The days blurred together after that.

Wake up. Eat food with no flavor. Attend "group processing sessions" where she sat in a circle of strangers and said nothing.

Some of them were twitchy. Others glassy-eyed. A few looked just as confused as she felt.

Every time she tried to ask questions, they dodged her. Said her mind was playing tricks on her. That stress caused delusions. That she'd had a breakdown.

"But I'm not imagining it," she'd whispered once.

And the nurse had smiled like that was the illness talking.

---

What broke her wasn't the isolation.

It was the silence.

No texts. No calls. No Ron.

He had to know something was wrong by now. He had to be looking for her.

Right?

But what if they told everyone she was fine?

What if they painted her out to be unstable, just like they'd always whispered behind her back?

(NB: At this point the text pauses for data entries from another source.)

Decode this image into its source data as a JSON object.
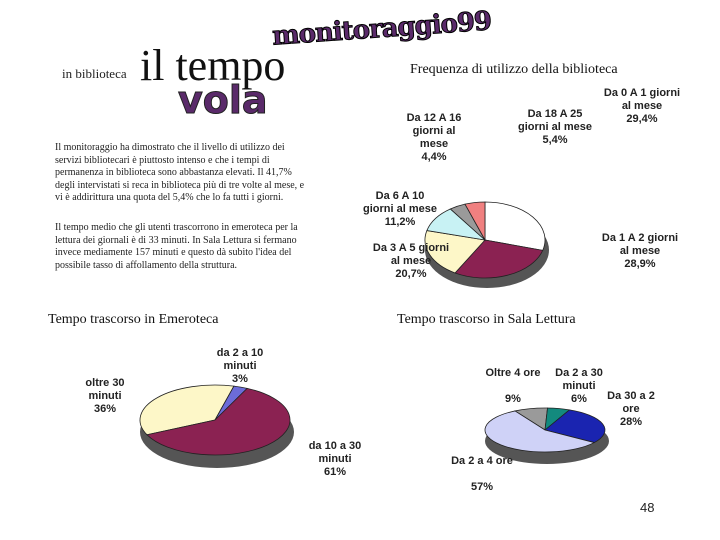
{
  "header": {
    "logo": "monitoraggio99",
    "kicker": "in biblioteca",
    "title": "il tempo",
    "title_accent": "vola"
  },
  "paragraphs": [
    "Il monitoraggio ha dimostrato che il livello di utilizzo dei servizi bibliotecari è piuttosto intenso e che i tempi di permanenza in biblioteca sono abbastanza elevati. Il 41,7% degli intervistati si reca in biblioteca più di tre volte al mese, e vi è addirittura una quota del 5,4% che lo fa tutti i giorni.",
    "Il tempo medio che gli utenti trascorrono in emeroteca per la lettura dei giornali è di 33 minuti. In Sala Lettura si fermano invece mediamente 157 minuti e questo dà subito l'idea del possibile tasso di affollamento della struttura."
  ],
  "page_number": "48",
  "chart_data": [
    {
      "type": "pie",
      "title": "Frequenza di utilizzo della biblioteca",
      "categories": [
        "Da 0 A 1 giorni al mese",
        "Da 1 A 2 giorni al mese",
        "Da 3 A 5 giorni al mese",
        "Da 6 A 10 giorni al mese",
        "Da 12 A 16 giorni al mese",
        "Da 18 A 25 giorni al mese"
      ],
      "values": [
        29.4,
        28.9,
        20.7,
        11.2,
        4.4,
        5.4
      ],
      "value_labels": [
        "29,4%",
        "28,9%",
        "20,7%",
        "11,2%",
        "4,4%",
        "5,4%"
      ],
      "colors": [
        "#ffffff",
        "#8b2252",
        "#fdf7c8",
        "#c8f2f4",
        "#9a9a9a",
        "#f08080"
      ]
    },
    {
      "type": "pie",
      "title": "Tempo trascorso in Emeroteca",
      "categories": [
        "oltre 30 minuti",
        "da 2 a 10 minuti",
        "da 10 a 30 minuti"
      ],
      "values": [
        36,
        3,
        61
      ],
      "value_labels": [
        "36%",
        "3%",
        "61%"
      ],
      "colors": [
        "#fdf7c8",
        "#6c6cd8",
        "#8b2252"
      ]
    },
    {
      "type": "pie",
      "title": "Tempo trascorso in Sala Lettura",
      "categories": [
        "Oltre 4 ore",
        "Da 2 a 30 minuti",
        "Da 30 a 2 ore",
        "Da 2 a 4 ore"
      ],
      "values": [
        9,
        6,
        28,
        57
      ],
      "value_labels": [
        "9%",
        "6%",
        "28%",
        "57%"
      ],
      "colors": [
        "#9a9a9a",
        "#138a7e",
        "#1a24b0",
        "#cfd2f7"
      ]
    }
  ]
}
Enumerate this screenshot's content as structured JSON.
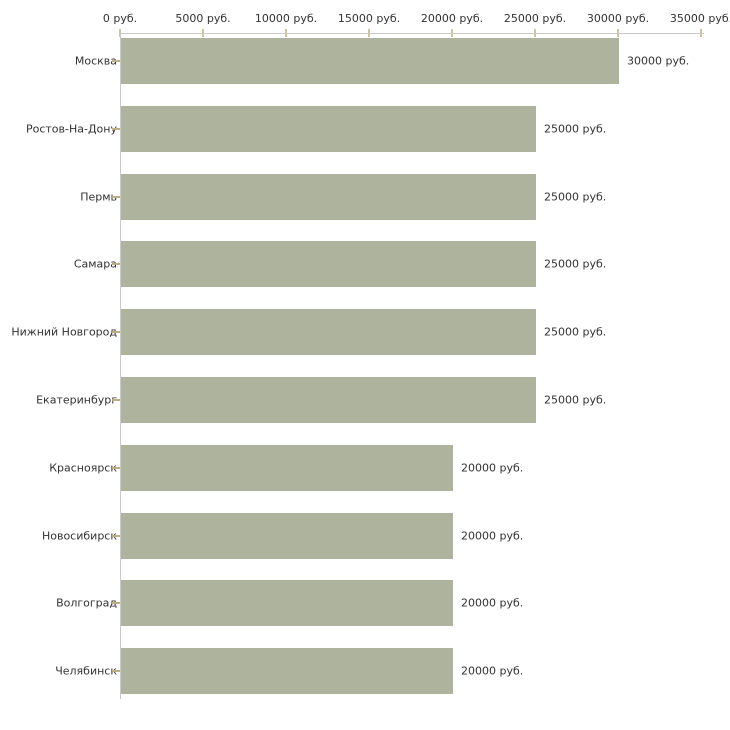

Her mother had done this. She'd smiled and said, "Just a few days. Time to rest. You'll feel better, sweetie."

Lied right to her face.

---

On the third night, she lay curled on the stiff mattress, heart aching and fists clenched in the sheets.

That's when she felt it.

Warmth.

Her breath hitched.

She sat up slowly, chest pounding.

She turned toward the desk drawer, reached out, and opened it again.

Still empty.

But the warmth didn't stop.

It was inside her now. Humming low and deep, like something sleeping under her skin.

She closed her eyes.

There. A sound.

Soft. Far-off. Familiar.

A whisper through the trees.

A shimmer in the air.

She saw flashes again—gold light spilling from cracks in stone, a tree reaching up through the fog, something ancient pulsing beneath the surface of the world.

Her eyes snapped open.

And just like that, it was gone.

But now she knew.

They could take her freedom. They could lie to her face.

But whatever had started—wasn't finished yet.

And no locked door could stop what was waking up inside her.